About the Gallup-Healthways Well-Being Index
The Gallup-Healthways Well-Being Index tracks well-being in the U.S. and provides best-in-class solutions for a healthier world. To learn more, please visit well-beingindex.com.
Results are based on telephone interviews conducted as part of the Gallup Healthways Well-Being Index survey Jan. 1-Dec. 31, 2012, with a random sample of 353,492 adults, aged 18 and older, living in all 50 U.S. states and the District of Columbia.
For results based on the total sample of national adults, one can say with 95% confidence that the maximum margin of sampling error is ±1 percentage points.
Interviews are conducted with respondents on landline telephones and cellular phones, with interviews conducted in Spanish for respondents who are primarily Spanish-speaking.
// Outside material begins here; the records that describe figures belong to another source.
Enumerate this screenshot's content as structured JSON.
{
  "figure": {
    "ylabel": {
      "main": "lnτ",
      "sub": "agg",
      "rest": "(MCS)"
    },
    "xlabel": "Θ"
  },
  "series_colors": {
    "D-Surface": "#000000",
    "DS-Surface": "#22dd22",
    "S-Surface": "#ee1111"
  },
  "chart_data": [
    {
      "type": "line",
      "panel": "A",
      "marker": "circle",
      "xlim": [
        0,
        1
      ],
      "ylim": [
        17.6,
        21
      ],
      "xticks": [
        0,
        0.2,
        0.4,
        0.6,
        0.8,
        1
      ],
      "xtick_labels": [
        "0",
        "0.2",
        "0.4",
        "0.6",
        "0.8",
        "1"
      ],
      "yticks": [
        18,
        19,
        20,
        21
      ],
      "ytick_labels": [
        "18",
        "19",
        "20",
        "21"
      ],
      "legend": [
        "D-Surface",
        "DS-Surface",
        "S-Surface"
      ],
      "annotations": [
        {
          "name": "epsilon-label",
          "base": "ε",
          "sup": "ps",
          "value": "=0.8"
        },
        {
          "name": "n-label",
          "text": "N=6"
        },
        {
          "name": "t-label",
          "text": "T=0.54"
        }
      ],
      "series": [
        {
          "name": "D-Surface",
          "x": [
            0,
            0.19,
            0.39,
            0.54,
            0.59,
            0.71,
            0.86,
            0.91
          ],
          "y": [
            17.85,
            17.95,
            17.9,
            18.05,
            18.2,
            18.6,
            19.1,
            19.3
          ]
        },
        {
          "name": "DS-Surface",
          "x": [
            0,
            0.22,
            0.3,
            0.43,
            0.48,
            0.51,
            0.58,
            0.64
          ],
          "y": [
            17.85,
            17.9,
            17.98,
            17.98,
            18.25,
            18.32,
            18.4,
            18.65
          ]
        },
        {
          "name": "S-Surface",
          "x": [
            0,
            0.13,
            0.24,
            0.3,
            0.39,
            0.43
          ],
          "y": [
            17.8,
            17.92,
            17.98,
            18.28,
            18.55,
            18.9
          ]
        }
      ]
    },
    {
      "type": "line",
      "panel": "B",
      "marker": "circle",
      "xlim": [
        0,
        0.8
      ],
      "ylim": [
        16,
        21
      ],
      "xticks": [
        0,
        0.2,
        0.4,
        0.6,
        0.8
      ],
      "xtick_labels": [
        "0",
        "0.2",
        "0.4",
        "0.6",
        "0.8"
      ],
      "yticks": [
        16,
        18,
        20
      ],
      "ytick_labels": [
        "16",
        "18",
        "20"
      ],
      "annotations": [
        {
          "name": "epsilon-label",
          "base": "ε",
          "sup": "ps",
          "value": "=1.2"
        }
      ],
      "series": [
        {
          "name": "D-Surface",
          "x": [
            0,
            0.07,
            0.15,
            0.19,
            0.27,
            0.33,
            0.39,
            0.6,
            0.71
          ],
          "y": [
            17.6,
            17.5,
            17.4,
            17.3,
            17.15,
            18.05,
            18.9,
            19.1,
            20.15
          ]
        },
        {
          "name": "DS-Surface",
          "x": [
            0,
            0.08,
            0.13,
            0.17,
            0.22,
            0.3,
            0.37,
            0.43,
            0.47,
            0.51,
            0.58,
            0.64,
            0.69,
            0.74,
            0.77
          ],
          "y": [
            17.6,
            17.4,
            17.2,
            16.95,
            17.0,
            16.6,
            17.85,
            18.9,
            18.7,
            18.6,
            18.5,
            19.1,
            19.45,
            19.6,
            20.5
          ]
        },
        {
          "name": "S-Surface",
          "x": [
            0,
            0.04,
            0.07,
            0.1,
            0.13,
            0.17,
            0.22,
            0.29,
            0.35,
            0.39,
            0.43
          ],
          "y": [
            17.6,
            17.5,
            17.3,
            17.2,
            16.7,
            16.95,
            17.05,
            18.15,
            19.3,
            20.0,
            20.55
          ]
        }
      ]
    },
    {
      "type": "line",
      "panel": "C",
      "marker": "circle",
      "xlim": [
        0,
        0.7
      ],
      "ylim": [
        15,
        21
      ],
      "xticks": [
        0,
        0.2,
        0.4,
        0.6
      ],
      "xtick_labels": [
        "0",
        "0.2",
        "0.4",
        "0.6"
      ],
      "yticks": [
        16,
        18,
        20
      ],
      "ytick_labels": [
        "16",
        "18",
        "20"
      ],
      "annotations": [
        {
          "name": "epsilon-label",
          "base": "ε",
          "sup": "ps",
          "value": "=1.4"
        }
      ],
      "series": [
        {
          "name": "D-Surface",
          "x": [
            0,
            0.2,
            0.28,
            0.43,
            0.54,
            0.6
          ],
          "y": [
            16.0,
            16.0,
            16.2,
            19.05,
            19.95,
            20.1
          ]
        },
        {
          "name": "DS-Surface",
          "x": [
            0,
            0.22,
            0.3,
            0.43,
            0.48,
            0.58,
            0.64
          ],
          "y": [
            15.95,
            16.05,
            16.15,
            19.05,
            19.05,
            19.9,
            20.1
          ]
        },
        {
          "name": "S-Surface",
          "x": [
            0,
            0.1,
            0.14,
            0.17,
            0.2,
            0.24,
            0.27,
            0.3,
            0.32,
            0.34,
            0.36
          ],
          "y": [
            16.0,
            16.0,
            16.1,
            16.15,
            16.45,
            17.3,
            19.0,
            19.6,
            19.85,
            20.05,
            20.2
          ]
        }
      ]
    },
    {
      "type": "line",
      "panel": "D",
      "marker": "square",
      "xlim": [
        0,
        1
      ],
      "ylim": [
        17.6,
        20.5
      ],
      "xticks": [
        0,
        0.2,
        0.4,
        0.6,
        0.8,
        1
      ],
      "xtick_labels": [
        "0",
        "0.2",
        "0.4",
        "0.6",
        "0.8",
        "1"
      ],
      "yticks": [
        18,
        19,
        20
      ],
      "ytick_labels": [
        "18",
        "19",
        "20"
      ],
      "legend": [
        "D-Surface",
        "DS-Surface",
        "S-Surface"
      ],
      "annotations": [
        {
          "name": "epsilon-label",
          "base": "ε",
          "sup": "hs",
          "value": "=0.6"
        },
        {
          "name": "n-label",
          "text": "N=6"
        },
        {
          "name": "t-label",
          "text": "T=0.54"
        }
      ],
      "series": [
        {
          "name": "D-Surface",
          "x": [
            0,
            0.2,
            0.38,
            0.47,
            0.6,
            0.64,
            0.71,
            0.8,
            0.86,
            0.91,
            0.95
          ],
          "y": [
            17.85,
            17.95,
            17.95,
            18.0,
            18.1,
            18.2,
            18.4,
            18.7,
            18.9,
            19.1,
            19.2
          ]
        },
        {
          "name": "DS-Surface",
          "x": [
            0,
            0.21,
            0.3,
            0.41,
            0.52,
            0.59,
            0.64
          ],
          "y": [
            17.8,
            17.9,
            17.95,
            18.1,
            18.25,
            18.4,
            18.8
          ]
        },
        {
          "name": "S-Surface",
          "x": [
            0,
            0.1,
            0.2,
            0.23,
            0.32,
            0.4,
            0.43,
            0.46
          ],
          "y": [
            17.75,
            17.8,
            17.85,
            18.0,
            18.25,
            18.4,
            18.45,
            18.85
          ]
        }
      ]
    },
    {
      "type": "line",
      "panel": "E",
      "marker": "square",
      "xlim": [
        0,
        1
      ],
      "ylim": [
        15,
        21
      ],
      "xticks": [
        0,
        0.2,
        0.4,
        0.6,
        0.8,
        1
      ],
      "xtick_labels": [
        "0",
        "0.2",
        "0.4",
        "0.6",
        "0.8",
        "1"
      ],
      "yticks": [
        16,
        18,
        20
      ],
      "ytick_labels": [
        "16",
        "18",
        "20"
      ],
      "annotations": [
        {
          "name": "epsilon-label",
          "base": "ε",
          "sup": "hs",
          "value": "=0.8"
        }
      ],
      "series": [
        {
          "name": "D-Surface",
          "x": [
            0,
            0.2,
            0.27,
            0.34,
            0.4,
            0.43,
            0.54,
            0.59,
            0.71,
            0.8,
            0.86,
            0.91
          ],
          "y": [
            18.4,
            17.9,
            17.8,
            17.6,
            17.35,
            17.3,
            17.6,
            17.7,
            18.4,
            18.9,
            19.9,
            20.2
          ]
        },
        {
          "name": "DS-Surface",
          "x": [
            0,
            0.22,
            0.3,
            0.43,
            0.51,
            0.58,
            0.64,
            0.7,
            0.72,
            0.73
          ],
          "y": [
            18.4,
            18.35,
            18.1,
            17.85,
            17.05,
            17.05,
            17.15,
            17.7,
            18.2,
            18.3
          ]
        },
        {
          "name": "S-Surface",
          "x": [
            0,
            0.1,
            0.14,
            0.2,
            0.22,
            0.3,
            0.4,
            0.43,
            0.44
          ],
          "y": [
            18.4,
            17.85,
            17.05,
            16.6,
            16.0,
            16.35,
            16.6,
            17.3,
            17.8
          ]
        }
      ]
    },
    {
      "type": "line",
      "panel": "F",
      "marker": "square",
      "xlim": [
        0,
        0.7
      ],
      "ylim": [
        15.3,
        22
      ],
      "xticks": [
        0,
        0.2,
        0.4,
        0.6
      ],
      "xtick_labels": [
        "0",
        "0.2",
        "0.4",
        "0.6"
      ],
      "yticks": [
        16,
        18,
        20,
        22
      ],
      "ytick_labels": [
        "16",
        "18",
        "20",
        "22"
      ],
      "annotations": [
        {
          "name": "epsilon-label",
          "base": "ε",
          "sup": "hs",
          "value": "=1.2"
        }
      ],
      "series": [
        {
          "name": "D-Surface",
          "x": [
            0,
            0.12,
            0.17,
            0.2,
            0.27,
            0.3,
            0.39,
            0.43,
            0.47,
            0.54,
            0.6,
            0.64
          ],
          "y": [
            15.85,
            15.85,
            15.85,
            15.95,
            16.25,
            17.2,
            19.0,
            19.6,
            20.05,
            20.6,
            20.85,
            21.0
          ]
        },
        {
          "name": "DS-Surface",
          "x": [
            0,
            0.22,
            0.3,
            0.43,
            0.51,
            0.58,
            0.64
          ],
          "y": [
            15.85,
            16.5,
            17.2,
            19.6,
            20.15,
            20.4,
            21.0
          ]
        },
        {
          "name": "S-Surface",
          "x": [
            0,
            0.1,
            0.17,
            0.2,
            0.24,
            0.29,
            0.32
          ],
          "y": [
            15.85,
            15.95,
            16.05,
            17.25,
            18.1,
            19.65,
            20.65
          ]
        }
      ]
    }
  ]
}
Each sample includes a minimum quota of 400 cellphone respondents and 600 landline respondents per 1,000 national adults, with additional minimum quotas among landline respondents by region. Landline telephone numbers are chosen at random among listed telephone numbers. Cellphones numbers are selected using random digit dial methods. Landline respondents are chosen at random within each household on the basis of which member had the most recent birthday.
Samples are weighted by gender, age, race, Hispanic ethnicity, education, region, adults in the household, and phone status (cellphone-only/landline only/both, cellphone mostly, and having an unlisted landline number). Demographic weighting targets are based on the March 2011 Current Population Survey figures for the aged 18 and older non-institutionalized population living in U.S. telephone households. All reported margins of sampling error include the computed design effects for weighting and sample design.
In addition to sampling error, question wording and practical difficulties in conducting surveys can introduce error or bias into the findings of public opinion polls.